目的3

投稿日:2011年10月23日

 目的は、意味・意義です。

 目的は、比較ができるものでもなく、測れるものではありません。それは、内なるものだからです。その人個人だけのものです。そして、人間は、残念ながら、他の人々の内を見る術を持ち合わせていません。内なるものは、行動という形になって始めて周りに伝わります。

 それぞれの人が自分の目的を満たすには、人生の中でいくつもの段階があります。その時に見合った行動を起こすために適宜な目標が必要となります。

 目標は、具体的なもの、具体的な行動、具体的なレベル、具体的な到達地点など、具体性を帯びています。数値や測定するものさしは、ここで始めて役に立ちます。自分の進歩、伸びを見るために、そして、全体の中での自分の位置関係を知るために。

 これをさらに努力を積む励みとし、達成すれば、さらに高い目標に向かう指針となります。ここでは、数値は、とても有効な役目を持ちます。

 目標は、たいていの場合、なんらかのものさしで測ることができます。なぜならば、たいていの場合、測れるものに対して目標を設定するからです。

 世の中の大半の組織は、この数値で動いています。数値が高ければ高いほど社会的な評価も大きくなり、「成功」とみなされます。学術的なものだけでなく、物質的なものも然りです。成功とみなされれば、その裏にある目的や志に始めて人々の注意が行くようになり、その人の人物像が表に見えるようになってきます。

 そうした数値や結果に対する評価を無視して世の中を上手にわたることは、とても難しいことです。そんなことをしたら、社会の一隅に埋没し、底辺に生きなければならないようなことになるかもしれないからです。社会の一部である以上、そして、社会が敷いているシステムの中で活躍したいのであれば、この社会的「期待」のゲームに参加しないわけにはいきません。それに逆って生きることは、困難を伴い、勇気の要ることです。

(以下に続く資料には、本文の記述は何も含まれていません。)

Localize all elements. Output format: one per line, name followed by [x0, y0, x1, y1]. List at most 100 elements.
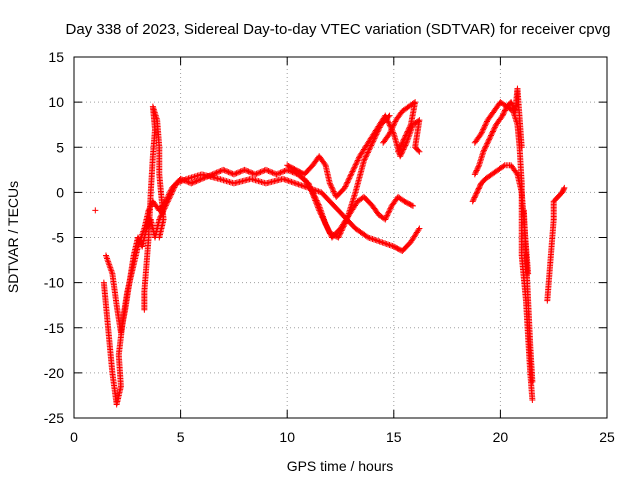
data-marker	[174, 179, 181, 186]
data-marker	[224, 168, 231, 175]
data-marker	[326, 229, 333, 236]
data-marker	[480, 125, 487, 132]
data-marker	[264, 167, 271, 174]
data-marker	[287, 178, 294, 185]
data-marker	[324, 225, 331, 232]
data-marker	[169, 188, 176, 195]
x-tick-label: 0	[70, 429, 78, 445]
data-marker	[350, 165, 357, 172]
data-marker	[478, 129, 485, 136]
data-marker	[405, 125, 412, 132]
data-marker	[480, 147, 487, 154]
data-marker	[380, 240, 387, 247]
x-tick-label: 10	[279, 429, 295, 445]
y-tick-label: 0	[56, 184, 64, 200]
data-marker	[310, 190, 317, 197]
data-marker	[391, 121, 398, 128]
data-marker	[282, 176, 289, 183]
data-marker	[472, 193, 479, 200]
data-marker	[189, 179, 196, 186]
data-marker	[256, 169, 263, 176]
data-marker	[396, 146, 403, 153]
data-marker	[353, 160, 360, 167]
data-marker	[193, 178, 200, 185]
data-marker	[342, 183, 349, 190]
data-marker	[314, 187, 321, 194]
data-marker	[179, 177, 186, 184]
data-marker	[400, 136, 407, 143]
y-tick-label: -25	[44, 410, 64, 426]
data-marker	[405, 127, 412, 134]
data-marker	[366, 146, 373, 153]
data-marker	[331, 189, 338, 196]
data-marker	[92, 207, 99, 214]
data-marker	[166, 194, 173, 201]
data-marker	[473, 167, 480, 174]
data-marker	[382, 216, 389, 223]
data-marker	[346, 174, 353, 181]
data-marker	[213, 169, 220, 176]
data-marker	[389, 123, 396, 130]
data-marker	[343, 180, 350, 187]
data-marker	[475, 163, 482, 170]
data-marker	[415, 147, 422, 154]
data-marker	[386, 130, 393, 137]
data-marker	[482, 144, 489, 151]
data-marker	[389, 125, 396, 132]
data-marker	[246, 169, 253, 176]
data-marker	[395, 148, 402, 155]
data-marker	[385, 241, 392, 248]
data-marker	[234, 169, 241, 176]
data-marker	[386, 206, 393, 213]
data-marker	[220, 166, 227, 173]
data-marker	[354, 158, 361, 165]
data-marker	[489, 128, 496, 135]
data-marker	[168, 190, 175, 197]
data-marker	[384, 116, 391, 123]
data-marker	[387, 205, 394, 212]
data-marker	[398, 141, 405, 148]
data-marker	[404, 129, 411, 136]
data-marker	[389, 243, 396, 250]
data-marker	[400, 137, 407, 144]
data-marker	[321, 161, 328, 168]
data-marker	[134, 234, 141, 241]
data-marker	[171, 184, 178, 191]
data-marker	[237, 168, 244, 175]
data-marker	[254, 170, 261, 177]
data-marker	[416, 148, 423, 155]
data-marker	[402, 132, 409, 139]
data-marker	[529, 396, 536, 403]
data-marker	[481, 146, 488, 153]
data-marker	[401, 135, 408, 142]
data-marker	[387, 129, 394, 136]
data-marker	[485, 137, 492, 144]
data-marker	[391, 119, 398, 126]
data-marker	[489, 129, 496, 136]
data-marker	[309, 189, 316, 196]
data-marker	[166, 195, 173, 202]
data-marker	[500, 111, 507, 118]
data-marker	[221, 167, 228, 174]
data-marker	[370, 236, 377, 243]
data-marker	[258, 168, 265, 175]
data-marker	[322, 220, 329, 227]
data-marker	[262, 166, 269, 173]
data-marker	[385, 209, 392, 216]
data-marker	[291, 179, 298, 186]
data-marker	[328, 183, 335, 190]
axis-ticks	[73, 56, 608, 419]
data-marker	[472, 170, 479, 177]
data-marker	[390, 122, 397, 129]
data-marker	[352, 161, 359, 168]
data-markers	[92, 85, 568, 408]
data-marker	[181, 176, 188, 183]
data-marker	[483, 141, 490, 148]
data-marker	[501, 108, 508, 115]
data-marker	[475, 186, 482, 193]
data-marker	[478, 130, 485, 137]
data-marker	[387, 128, 394, 135]
data-marker	[382, 112, 389, 119]
data-marker	[270, 170, 277, 177]
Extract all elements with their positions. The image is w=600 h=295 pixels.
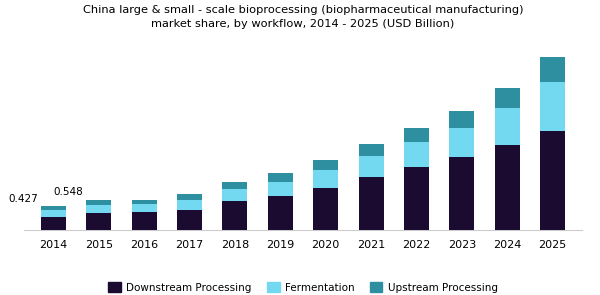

 多くの人々は、社会のシステムを使うことを考えます。意図しなくても、意識しなくても、それに自然に巻き込まれていきます。巻き込まれず、通常の社会的期待を満たすのではなく、自分が本当に望むことをし、望む生き方をすることを選らんだことにより、それが、珠玉のものを生み出す結果となった人たちもいます。多くは、芸術家の中に見られます。

 この過程において、社会が期待するような数値が伴い、それが、自然であり、それが自分が心から望む過程であれば、これほど幸せなことはありません。毎日が、生き甲斐を感じるものとなるでしょう。学校の学習も同じことが言えます。

 大事なことは、多くの場合、ものさしや評価は社会が設定したものであり、それが、自分のものさしと一致するかどうかを問う姿勢を失わないことです。なぜならば、社会のものさしや評価は、とても気まぐれであることが多いからです。

 とてもおもしろい例があります。

 2007年のある日。ニューヨークの地下鉄の駅で、ある若者がバイオリンを弾き始めました。1時間弾いて、その間にこの青年の前を通った人々の数は約2000人。バイオリンのケースにお金を投げ入れた人が20人。集まったお金は32ドル。立ち止まって少しの間でも耳を傾けた人が6人。その中には、3歳ほどの子供がいて、何度か立ち止まって聴こうとするのですが、母親に引っ張られ、そのたびにバイオリニストを振り返って名残り惜しげに去っていったそうです。

 これは、実は、ワシントン・ポスト紙が意図して実験したものでした。このバイオリニストは、実は、ジョシュア・ベル。彼が弾いていたバイオリンは、350万ドルもするような代物。その2日前には、一席が平均100ドルほどのボストンでの彼の公演の切符は完売。 

 この意味を考えてみるとおもしろいです。

 生活のリズムが忙しすぎて、「美」に無関心なのか。

 地下鉄の構内と音楽ということが結びつかないから関心がいかないのか。それとも、そこでバイオリンの音が奏でられていることさえも気付かないほどに現代人は自分のバブルの中で生活しているのか・・・・

 子供の耳は、「美」に敏感なのに、大人は鈍感になるのか。

 路上で演奏する若者などに耳を傾ける価値はない、という先入観があるのか。

 有名だ、すごい音楽家だという名声があるから、聴きたいと思うのか、そして、それに払うお金は惜しくないと感じるのか。

 恐らく、「Joshua Bellの演奏」という看板を立てたら、この地下鉄の構内は行き来ができないほどに人々で埋まり、報道陣も群がり、みな、うっとりと演奏に聞きほれたのではないでしょうか。

 時代の流行や風潮は、メディアによって大きく左右されます。また、文化によっても違います。その時代が必要としていることによっても違います。メディアが創り出す価値観は、人々の価値観に浸透し社会的価値観となります。

 現代社会の子供たちは、大人の作ったスーパーハイウエーに乗せられ、より速く、より高いゴールに到達することを期待されています。それは、社会全体がそこに価値を置くからです。より社会的な評価を得られるものを目指して突っ走るのです。達成、達成、達成を続けているのもかかわらず、豊かな国に住む現代人の多くが、生き甲斐や幸せを感じていないのは、その達成が、達成することにのみ重きが置かれてきた結果なのでは・・・ 

 厳しい受験を通って入ったはずの大学で学問に関心がもてない、不登校になる、などは、目的なく目標だけに突っ走った結果でしょう。

 だからこそ、自分の目的に合わせて、何を目標とし、どんなものさしをその達成に対して使うのか、目標設定の際に考え、自分の達成を適宜に測れるものさしを選ぶことが大事になってきます。

 自分に妥協するというのではまったくありません。目的に合わせ、目標を立て、適宜なものさしを選ぶことは、むしろ、自分にシビアでなければできないことです。

 この3歳の子のように、自然に惹かれる世界への寄り道は、人間を豊かなものにするためにとても大事なものなのでしょう。それが難しくなってきている現在ならばこそ、余計にその寄り道は貴重なものをもたらす鍵となるのかもしれません。